I tried the carabiner idea by just clipping my hook to a carabiner that captured the sheet lines.
Two things that I think the hook method does a little better.
First, the carabiner would end up over a foot from the clew of the sail. The point I could control and position was the carabiner itself instead of the actual clew of the sail. Using the hook where both the barber hauler and the sheet are independently connected right at the clew allows positioning the clew at a wider range compared to the carabiner. You can see this in the attached pictures. The last picture shows the hook and you can see that the sheet can still position the clew fore and aft and the carabiner is more limited. Does this matter much.. dont know.
Second, the carabiner goes around the two lines of the sheet. Even through the carabiner position may not change much with respect to the clew, the two sheet lines (for the 2:1 leverage) do move in opposite directions inside the carabiner so both are rubbing on the carabiner as the sheet line is pulled in.
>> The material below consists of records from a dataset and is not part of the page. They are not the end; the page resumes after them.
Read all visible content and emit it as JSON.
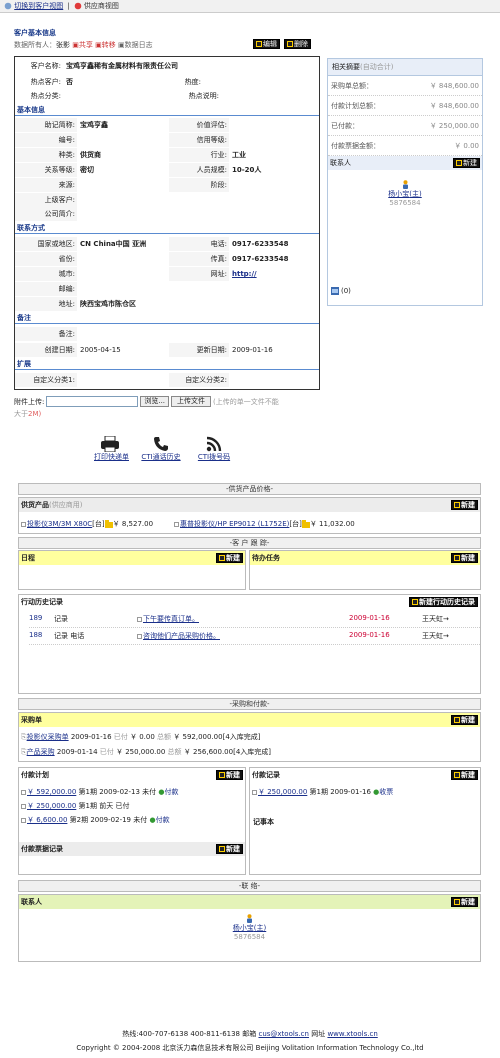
{
  "toolbar": {
    "switch_customer": "切换到客户视图",
    "supplier_view": "供应商视图"
  },
  "basic": {
    "title": "客户基本信息",
    "owner_label": "数据所有人：",
    "owner": "张影",
    "share": "共享",
    "transfer": "转移",
    "log": "数据日志",
    "edit": "编辑",
    "delete": "删除"
  },
  "customer": {
    "name_label": "客户名称:",
    "name": "宝鸡亨鑫稀有金属材料有限责任公司",
    "hot_label": "热点客户:",
    "hot": "否",
    "heat_label": "热度:",
    "hotcat_label": "热点分类:",
    "hotdesc_label": "热点说明:"
  },
  "basic_info": {
    "group": "基本信息",
    "abbr_label": "助记简称:",
    "abbr": "宝鸡亨鑫",
    "price_label": "价值评估:",
    "no_label": "编号:",
    "credit_label": "信用等级:",
    "type_label": "种类:",
    "type": "供货商",
    "industry_label": "行业:",
    "industry": "工业",
    "rel_label": "关系等级:",
    "rel": "密切",
    "staff_label": "人员规模:",
    "staff": "10-20人",
    "source_label": "来源:",
    "stage_label": "阶段:",
    "parent_label": "上级客户:",
    "intro_label": "公司简介:"
  },
  "contact": {
    "group": "联系方式",
    "region_label": "国家或地区:",
    "region": "CN China中国  亚洲",
    "phone_label": "电话:",
    "phone": "0917-6233548",
    "prov_label": "省份:",
    "fax_label": "传真:",
    "fax": "0917-6233548",
    "city_label": "城市:",
    "web_label": "网址:",
    "web": "http://",
    "zip_label": "邮编:",
    "addr_label": "地址:",
    "addr": "陕西宝鸡市陈仓区"
  },
  "remark": {
    "group": "备注",
    "note_label": "备注:",
    "created_label": "创建日期:",
    "created": "2005-04-15",
    "updated_label": "更新日期:",
    "updated": "2009-01-16"
  },
  "ext": {
    "group": "扩展",
    "c1_label": "自定义分类1:",
    "c2_label": "自定义分类2:"
  },
  "upload": {
    "label": "附件上传:",
    "browse": "浏览...",
    "upload": "上传文件",
    "hint": "(上传的单一文件不能",
    "hint2a": "大于",
    "hint2b": "2M)"
  },
  "actions": {
    "print": "打印快递单",
    "cti_history": "CTI通话历史",
    "cti_dial": "CTI拨号码"
  },
  "summary": {
    "title": "相关摘要",
    "auto": "(自动合计)",
    "rows": [
      {
        "label": "采购单总额：",
        "value": "￥ 848,600.00"
      },
      {
        "label": "付款计划总额：",
        "value": "￥ 848,600.00"
      },
      {
        "label": "已付款：",
        "value": "￥ 250,000.00"
      },
      {
        "label": "付款票据金额：",
        "value": "￥ 0.00"
      }
    ],
    "contact_title": "联系人",
    "new": "新建",
    "person_name": "杨小宝",
    "person_role": "(主)",
    "person_phone": "5876584",
    "count": "(0)"
  },
  "products": {
    "header": "-供货产品价格-",
    "title": "供货产品",
    "subtitle": "(供应商用)",
    "new": "新建",
    "items": [
      {
        "name": "投影仪3M/3M X80C",
        "tag": "[台]",
        "price": "￥ 8,527.00"
      },
      {
        "name": "惠普投影仪/HP EP9012 (L1752E)",
        "tag": "[台]",
        "price": "￥ 11,032.00"
      }
    ]
  },
  "followup": {
    "header": "-客 户 跟 踪-",
    "schedule": "日程",
    "tasks": "待办任务",
    "new": "新建",
    "history_title": "行动历史记录",
    "history_new": "新建行动历史记录",
    "history": [
      {
        "id": "189",
        "type": "记录",
        "sub": "",
        "text": "下午要传真订单。",
        "date": "2009-01-16",
        "user": "王天虹→"
      },
      {
        "id": "188",
        "type": "记录",
        "sub": "电话",
        "text": "咨询他们产品采购价格。",
        "date": "2009-01-16",
        "user": "王天虹→"
      }
    ]
  },
  "purchase": {
    "header": "-采购和付款-",
    "title": "采购单",
    "new": "新建",
    "rows": [
      {
        "name": "投影仪采购单",
        "date": "2009-01-16",
        "paid_label": "已付",
        "paid": "￥ 0.00",
        "total_label": "总额",
        "total": "￥ 592,000.00",
        "status": "[4入库完成]"
      },
      {
        "name": "产品采购",
        "date": "2009-01-14",
        "paid_label": "已付",
        "paid": "￥ 250,000.00",
        "total_label": "总额",
        "total": "￥ 256,600.00",
        "status": "[4入库完成]"
      }
    ],
    "plan_title": "付款计划",
    "plans": [
      {
        "amount": "￥ 592,000.00",
        "text1": "第1期 2009-02-13 未付",
        "pay": "付款"
      },
      {
        "amount": "￥ 250,000.00",
        "text1": "第1期 前天 已付",
        "pay": ""
      },
      {
        "amount": "￥ 6,600.00",
        "text1": "第2期 2009-02-19 未付",
        "pay": "付款"
      }
    ],
    "record_title": "付款记录",
    "records": [
      {
        "amount": "￥ 250,000.00",
        "text": "第1期 2009-01-16",
        "collect": "收票"
      }
    ],
    "bill_title": "付款票据记录",
    "notebook_title": "记事本"
  },
  "contacts": {
    "header": "-联 络-",
    "title": "联系人",
    "new": "新建",
    "person_name": "杨小宝",
    "person_role": "(主)",
    "person_phone": "5876584"
  },
  "footer": {
    "line1a": "热线:400-707-6138  400-811-6138 邮箱",
    "email": "cus@xtools.cn",
    "line1b": "网址",
    "site": "www.xtools.cn",
    "line2": "Copyright © 2004-2008  北京沃力森信息技术有限公司  Beijing Volitation Information Technology Co.,ltd"
  }
}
Plus the carabiner forces these two lines that are moving in opposite directions together further adding friction. So using the carabiner adds a fair amount of friction to the actual sheet attached to the clew when the barber hauler is tightened. The hook adds no friction at all to the sheet line and for the same tensions, the sheet is way easier to pull.
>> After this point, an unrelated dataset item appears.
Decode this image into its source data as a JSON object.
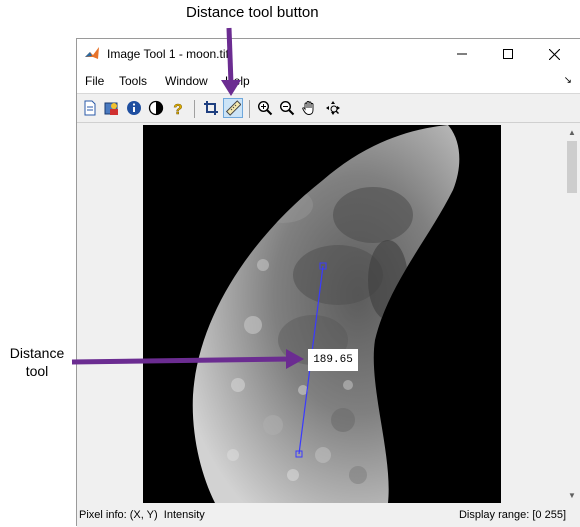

However as noted earlier, with the carabiner, your barber hauler lines dont move with your clew as you furl as noted. FYI, I just release both barber hauler cleats to furl, and that is pretty much the only action I take.
So.. tradeoffs like anything else and I liked the hook method in that link a little better.
First two pictures (hosted on FB so they will go away after a while) are the carabiner experiment (only done in the driveway and not on the water). The third picture shows the hook that is in the link a few posts back.